Required Experience:

  • Advanced degree (Master's with 2+ years experience or equivalent) in data science, bioinformatics, biostatistics, epidemiology, immunology, public health, or related quantitative field.

  • Demonstrated computational skills using R and SQL, specifically applied to large-scale healthcare datasets.

Preferred Qualifications:

  • Strong data manipulation and analytical skills tailored to observational/real-world data.

  • Deep familiarity with HEOR and RWE methodologies, including approaches to address confounding (e.g., propensity score matching, weighting, inverse probability of treatment weighting).

  • Experience analyzing large, complex real-world datasets, including administrative claims, electronic health records (EHR), and/or clinico-genomic databases.

  • Strong communication and presentation skills with the ability to translate complex methodologies and findings for non-technical stakeholders.

  • Self-driven mindset with demonstrated ability to tackle ambiguous problems and work effectively in interdisciplinary teams.

  • Experience with time-to-event analysis and survival methodologies.

  • Experience working in oncology and/or analyzing outcomes related to cancer genetics, immunology, or molecular biology.

  • Collaborative working style, eagerness to learn, and high-integrity work ethic.

  • Sharp attention to detail and a passion for delivering high-quality, timely analytics.

  • Ability to draw appropriate inferences based on study design and explicitly assess and communicate study limitations.

Nice to have:

  • Experience with version control (e.g., Git) and software testing or validation processes.
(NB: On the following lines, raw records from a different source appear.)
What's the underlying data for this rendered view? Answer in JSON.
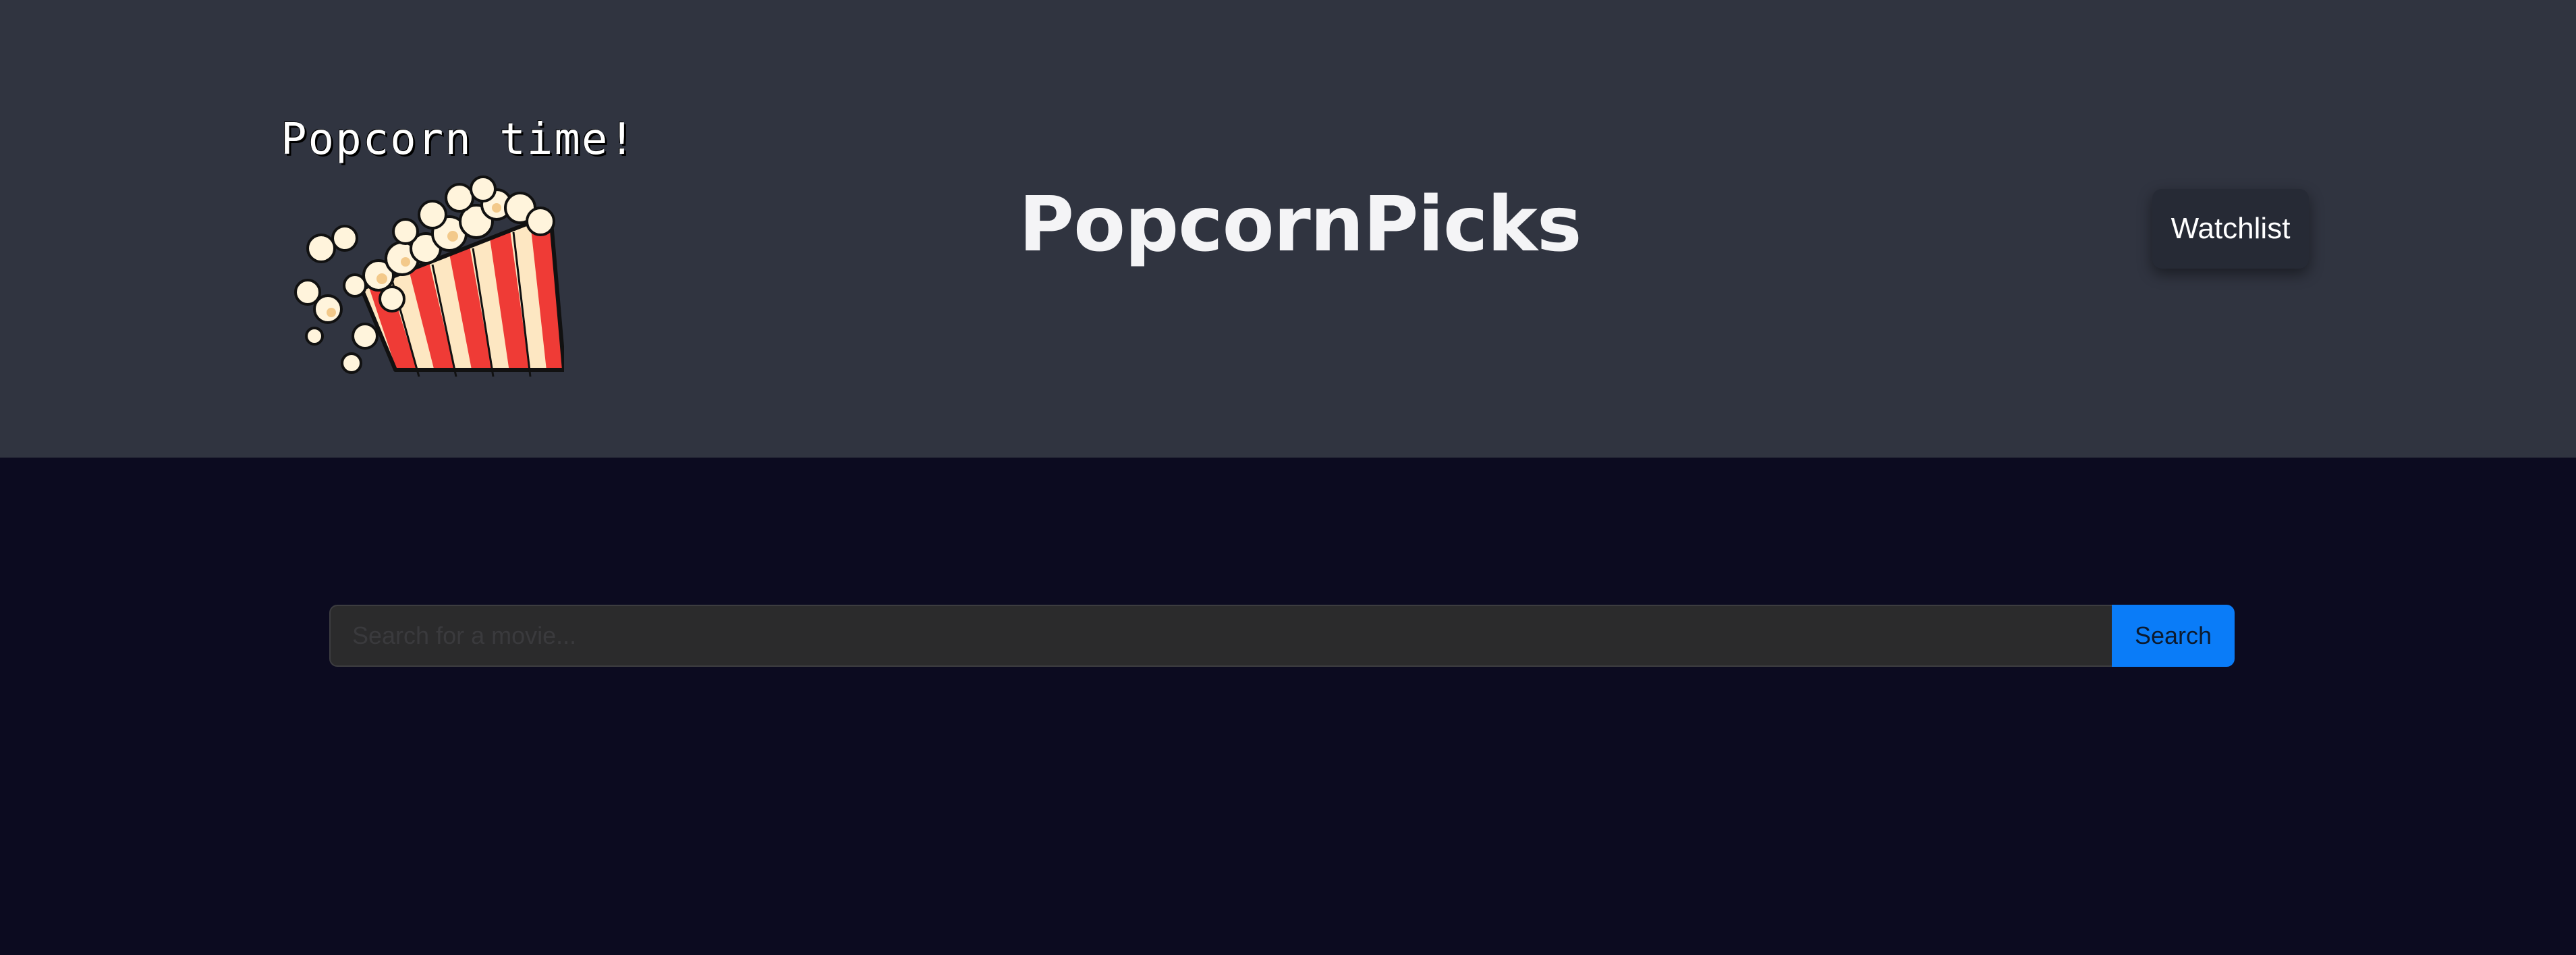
{
  "header": {
    "logo_caption": "Popcorn time!",
    "logo_icon": "popcorn-bucket-icon",
    "site_title": "PopcornPicks",
    "watchlist_label": "Watchlist"
  },
  "search": {
    "placeholder": "Search for a movie...",
    "value": "",
    "button_label": "Search"
  },
  "colors": {
    "header_bg": "#303440",
    "page_bg": "#0c0b20",
    "search_button": "#0a7cf8",
    "popcorn_stripe_red": "#ef3b36",
    "popcorn_stripe_cream": "#fde7c2"
  }
}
  • Experience working in oncology Phase II-IV clinical trials and/or experience with the analysis of RWD and/or HEOR studies (e.g. using claims, EHR or registry data sources).
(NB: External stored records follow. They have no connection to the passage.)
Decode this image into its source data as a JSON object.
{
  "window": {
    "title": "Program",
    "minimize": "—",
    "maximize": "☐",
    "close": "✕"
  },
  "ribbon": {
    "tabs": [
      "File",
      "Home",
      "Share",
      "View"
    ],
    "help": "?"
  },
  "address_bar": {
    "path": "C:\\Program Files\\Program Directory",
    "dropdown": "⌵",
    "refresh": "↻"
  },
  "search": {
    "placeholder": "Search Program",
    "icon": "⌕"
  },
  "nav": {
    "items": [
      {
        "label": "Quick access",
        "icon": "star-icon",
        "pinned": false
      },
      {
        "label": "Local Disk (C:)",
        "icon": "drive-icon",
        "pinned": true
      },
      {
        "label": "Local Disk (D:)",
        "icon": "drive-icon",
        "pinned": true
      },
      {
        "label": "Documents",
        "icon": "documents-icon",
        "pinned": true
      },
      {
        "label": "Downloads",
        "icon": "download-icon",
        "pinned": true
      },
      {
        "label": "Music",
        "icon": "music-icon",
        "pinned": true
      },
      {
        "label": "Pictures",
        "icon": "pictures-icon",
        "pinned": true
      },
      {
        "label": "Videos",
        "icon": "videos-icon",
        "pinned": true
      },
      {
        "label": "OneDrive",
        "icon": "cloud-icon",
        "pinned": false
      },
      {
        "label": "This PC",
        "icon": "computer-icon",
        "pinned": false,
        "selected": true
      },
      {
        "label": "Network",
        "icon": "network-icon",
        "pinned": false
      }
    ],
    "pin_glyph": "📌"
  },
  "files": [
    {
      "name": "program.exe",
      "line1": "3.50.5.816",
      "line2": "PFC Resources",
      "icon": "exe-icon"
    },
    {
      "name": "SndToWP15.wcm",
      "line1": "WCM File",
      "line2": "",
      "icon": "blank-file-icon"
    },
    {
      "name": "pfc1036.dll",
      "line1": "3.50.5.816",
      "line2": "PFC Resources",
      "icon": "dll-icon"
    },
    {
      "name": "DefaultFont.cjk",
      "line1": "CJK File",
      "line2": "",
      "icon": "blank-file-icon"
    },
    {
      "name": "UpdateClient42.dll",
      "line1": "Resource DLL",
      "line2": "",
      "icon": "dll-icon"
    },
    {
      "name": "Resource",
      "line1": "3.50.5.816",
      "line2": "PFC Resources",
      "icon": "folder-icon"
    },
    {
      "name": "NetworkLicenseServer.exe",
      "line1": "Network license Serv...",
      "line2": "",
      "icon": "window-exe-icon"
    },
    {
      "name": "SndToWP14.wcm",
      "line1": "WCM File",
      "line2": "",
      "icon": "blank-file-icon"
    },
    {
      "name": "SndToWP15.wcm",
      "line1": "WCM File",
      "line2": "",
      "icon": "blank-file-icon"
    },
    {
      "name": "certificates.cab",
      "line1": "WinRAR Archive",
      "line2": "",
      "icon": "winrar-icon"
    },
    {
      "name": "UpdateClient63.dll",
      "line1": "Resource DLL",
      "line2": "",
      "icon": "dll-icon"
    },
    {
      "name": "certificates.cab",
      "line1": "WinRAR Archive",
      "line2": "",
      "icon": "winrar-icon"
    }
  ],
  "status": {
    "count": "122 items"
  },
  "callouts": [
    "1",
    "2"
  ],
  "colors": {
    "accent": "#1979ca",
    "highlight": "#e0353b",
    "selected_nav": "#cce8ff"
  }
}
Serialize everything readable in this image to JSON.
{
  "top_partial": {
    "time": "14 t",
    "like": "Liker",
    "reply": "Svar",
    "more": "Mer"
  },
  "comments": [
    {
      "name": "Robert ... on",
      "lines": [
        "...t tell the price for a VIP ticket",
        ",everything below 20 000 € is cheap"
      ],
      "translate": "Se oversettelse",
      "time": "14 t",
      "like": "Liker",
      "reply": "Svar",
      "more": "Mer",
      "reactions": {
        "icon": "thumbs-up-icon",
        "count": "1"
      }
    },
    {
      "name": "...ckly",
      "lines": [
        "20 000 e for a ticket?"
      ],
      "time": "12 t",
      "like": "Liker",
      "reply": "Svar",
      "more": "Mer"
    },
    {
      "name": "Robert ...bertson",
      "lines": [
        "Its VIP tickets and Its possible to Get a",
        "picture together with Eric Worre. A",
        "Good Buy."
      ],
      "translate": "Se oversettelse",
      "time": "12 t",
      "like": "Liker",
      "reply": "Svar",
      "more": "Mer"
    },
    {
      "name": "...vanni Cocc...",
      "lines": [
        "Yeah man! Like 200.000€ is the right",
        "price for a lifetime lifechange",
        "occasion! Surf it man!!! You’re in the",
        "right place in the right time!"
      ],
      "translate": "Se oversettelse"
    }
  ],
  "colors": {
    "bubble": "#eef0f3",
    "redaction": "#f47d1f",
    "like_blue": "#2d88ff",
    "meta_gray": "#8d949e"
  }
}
  • Hands-on experience contributing to regulatory submissions to the FDA or other health authorities.

  • Experience supporting data science teams in model building and validation, including feature engineering and performance assessment.

  • Client-facing or consulting experience and comfort presenting results and recommendations to external stakeholders.

#LI-BL1CHI: $90,000-$135,000NYC/SF: $100,000-$150,000

The expected salary range above is applicable if the role is performed from California and may vary for other locations (Colorado, Illinois, New York). Actual salary may vary based on qualifications and experience. Tempus offers a full range of benefits, which may include incentive compensation, restricted stock units, medical and other benefits depending on the position.

Additionally,for remote roles open to individuals in unincorporated Los Angeles - including remote roles-Tempus reasonably believes that criminal history may have a direct, adverse and negative relationship on the following job duties, potentially resulting in the withdrawal of the conditional offer of employment: engaging positively with customers and other employees; accessing confidential information, including intellectual property, trade secrets, and protected health information; and appropriately handling such information in accordance with legal and ethical standards. Qualified applicants with arrest or conviction records will be considered for employment in accordance with applicable law, including the Los Angeles County Fair Chance Ordinance for Employers and the California Fair Chance Act.

We are an equal opportunity employer. We do not discriminate on the basis of race, religion, color, national origin, gender, sexual orientation, age, marital status, veteran status, or disability status.